Le hangar est fermé mais on ne voit pas la porte. La porte est rouge. Les murs sont rouges. La femme est assise d’un côté du hangar. Ses cheveux sont rouges. Ses chaussures sont rouges. Sa tenue est blanche. L’homme, lui, est de l’autre côté. Il est assis sur une chaise rouge. Cela fait dix minutes qu’ils sont là, se regardent, presque sans ciller. L’homme détourne le regard, il rompt le contact, se lève, marche. Fait les cent pas, restant de son côté. « Ça n’a pas de sens » semble-t-il penser. Entre ses mains, il tient un papier. Il y est écrit à l’encre rouge : « Repeignez cette salle ». L’homme se rassoit, prend le pinceau entre ses mains, le tourne entre ses doigts. Il balaye la salle du regard et tombe encore une fois sur le pot de peinture. De la peinture rouge, évidemment. La femme le regarde. Elle aussi pense que cela n’a pas de sens. Puis elle ferme les yeux. Ses yeux sont rouges, irrités, cette couleur, elle n’en peut plus. Elle a mal de tête. Ses muscles sont endoloris et paralysés à force de rester assise. Elle voudrait se lever mais sa volonté ne suit pas. Elle voudrait crier mais sa gorge lui fait mal à force de ne pas parler. « Ça n’a pas de sens », pense-t-elle. Il murmure « ça n’a pas de sens ». Il le dit, le répète, toujours avec plus de force, plus d’énergie : « ÇA N’A PAS DE SENS ! » hurle-t-il enfin. Alors la femme se lève, marche jusqu’au pot de peinture, son pinceau à la main.

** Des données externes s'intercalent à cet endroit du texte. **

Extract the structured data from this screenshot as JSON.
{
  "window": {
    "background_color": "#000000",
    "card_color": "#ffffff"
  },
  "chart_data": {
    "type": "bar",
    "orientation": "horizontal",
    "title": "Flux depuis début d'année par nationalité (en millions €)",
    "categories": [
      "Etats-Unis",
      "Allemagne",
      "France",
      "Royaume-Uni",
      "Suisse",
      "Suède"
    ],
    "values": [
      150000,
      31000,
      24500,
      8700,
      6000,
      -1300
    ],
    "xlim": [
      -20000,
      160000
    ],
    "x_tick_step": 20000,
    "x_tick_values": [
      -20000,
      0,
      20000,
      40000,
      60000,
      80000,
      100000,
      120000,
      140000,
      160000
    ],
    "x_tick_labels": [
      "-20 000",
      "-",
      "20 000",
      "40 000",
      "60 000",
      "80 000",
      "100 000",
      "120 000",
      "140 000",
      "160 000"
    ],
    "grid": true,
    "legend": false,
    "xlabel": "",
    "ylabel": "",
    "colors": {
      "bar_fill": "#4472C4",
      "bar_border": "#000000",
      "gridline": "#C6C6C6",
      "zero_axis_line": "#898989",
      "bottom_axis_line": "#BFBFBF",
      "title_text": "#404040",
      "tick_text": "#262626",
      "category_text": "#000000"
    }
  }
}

« Commençons », dit-elle. L’homme lui lance un regard interrogatif, un de ceux que l’on lance impuissant face à l’absurdité du monde. « Commencer quoi ? Il n’y a rien à faire. » « Vous préférez rester là jusqu’à devenir fou ? Si nous faisons ce qu’ils demandent, on pourra peut-être sortir. »
L’homme ne répondit pas. Il prit le pinceau, le trempa dans le pot. Le pot de peinture rouge. La femme aussi trempa son pinceau dans ce pot. Ce pot de peinture rouge. Ils s’éloignèrent l’un de l’autre. Alors, ils se mirent à peindre.